@jespah,
Against the wails and gnashing of teeth from the admin office, i obtained permission to redo the entire name/address database so that every word was a separate field in the db. That was when i got the services of the student workers, who were now actually doing useful work. Previously they had been folding fliers and stuffing envelopes, something which volunteers could serve (most of them little old ladies for whom, i suspect, this was their best opportunity to get out of the house). Just in re-doing the data base to separate everything into individual fields, we dropped the address list from more than 85,000 entries to 73,000.
When the Director came to me with the notorious letter, i was able to tell him that we had already eliminated almost 12,000 duplications. It was then that he gave exclusive use of the student workers' time. If you wanted to employ one of the student workers, you had to ask me, and i required that you justify the use of their time.
Managing a data base is not something where the tech geeks can really help you, other than to assure that you know how to use a db. Our first step was to make an alphabetic listing of all street type fields. So, if one of the fields read "Av.e" rather than "Ave.," it popped right up. You could then give it a global command to convert all entries reading "Av.e" to "Ave." Then i gave the db a global command to delete all periods in the street type field (it took me one go through with "Ave." to realize the utility of that). We then took on "street" and it's abbreviations, "circle" and it's abbreviations, etc.
But you couldn't make field entries in the master db unique. So, we then exported all the address field information to a "dump" db (one i would erase when it was no longer needed) in which the field information ("number," "street," "street type," "city" and "zip coce") would be combined in a single field, which had to be unique. Then the work gets tedious. Having alphabetized that list, we then identified apartment buildings and condos using the Haines and the Criss-Cross guides, and either added the correct apartment number if we knew it, or arbitrarily assigned one in a special field which was not exported to the printing list for addresses. (So, if you lived in Apartment 15 of the building, that would get exported to the printing list--if we didn't know your apartment or condo number, that would go in a special number field which did not get exported to the printing list.)

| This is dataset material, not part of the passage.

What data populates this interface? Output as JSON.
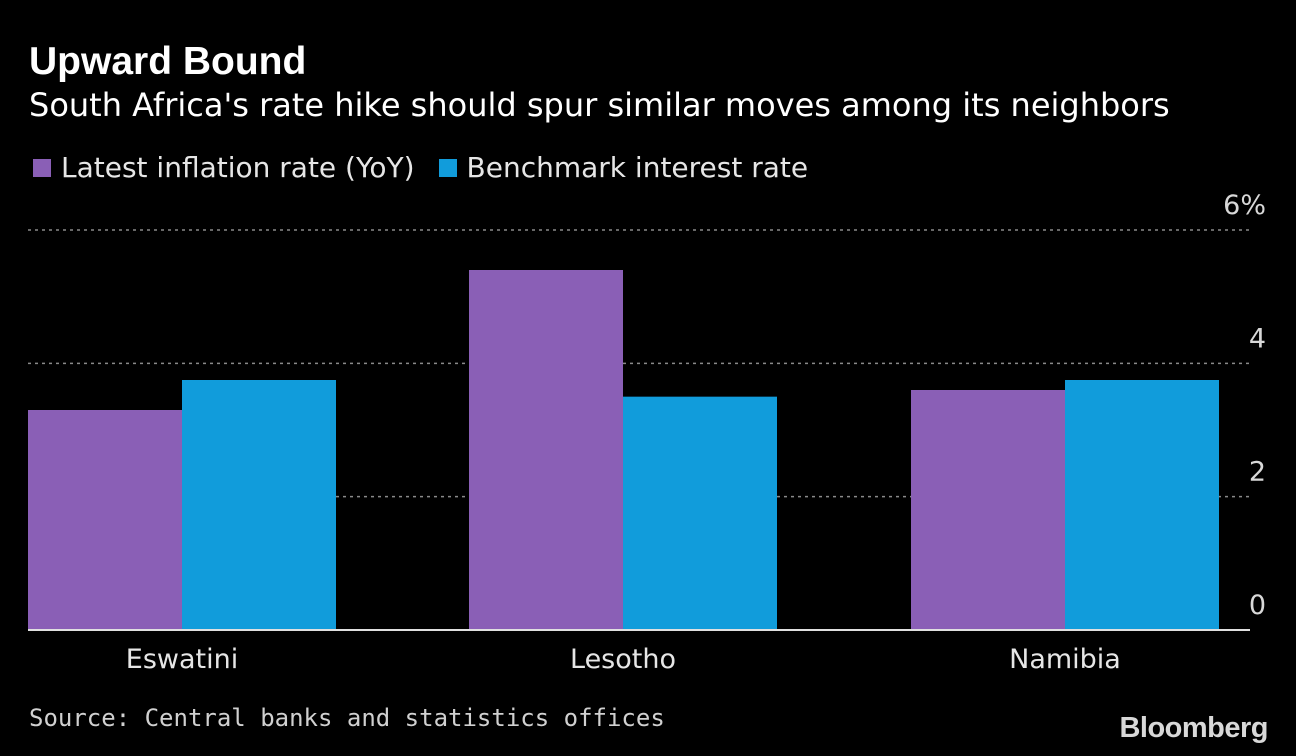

You also obviously can't make the name fields unique, so, once again, we exported the name fields to a new dump db, where they were combined with the address list, and required those fields to be unique--so more than one Jespah Hamster would get eliminated after the address list had been cleaned up. Then the tedious work would begin, where we would look for things like Jespah Hamtser, or Jepsah Hamster, etc. There were always two student wokers in the office with me, and sometimes three. We used eight IBM PC XTs, and the master lists were on my (then newest and most powerful) IBM PC AT. It took us just over five months to overhaul the address list, and we reduced it from just over 85,000 entries to just under 54,000 entries.
The Director's secretary and her "extra help" student workers (kind of a cross between a temp employee and a student worker) were really pissed when they were required to submit their work to the master db, but it kept us from recreating the duplications. They really hated it that they would get beeped at by the the computer if they typed "Ave." (because of the period), but it was just one more step in preventing duplications.
Shortly thereafter i transferred to the family shelter--and man was i ever glad to get out of that office. I never want to run a data base again in my life.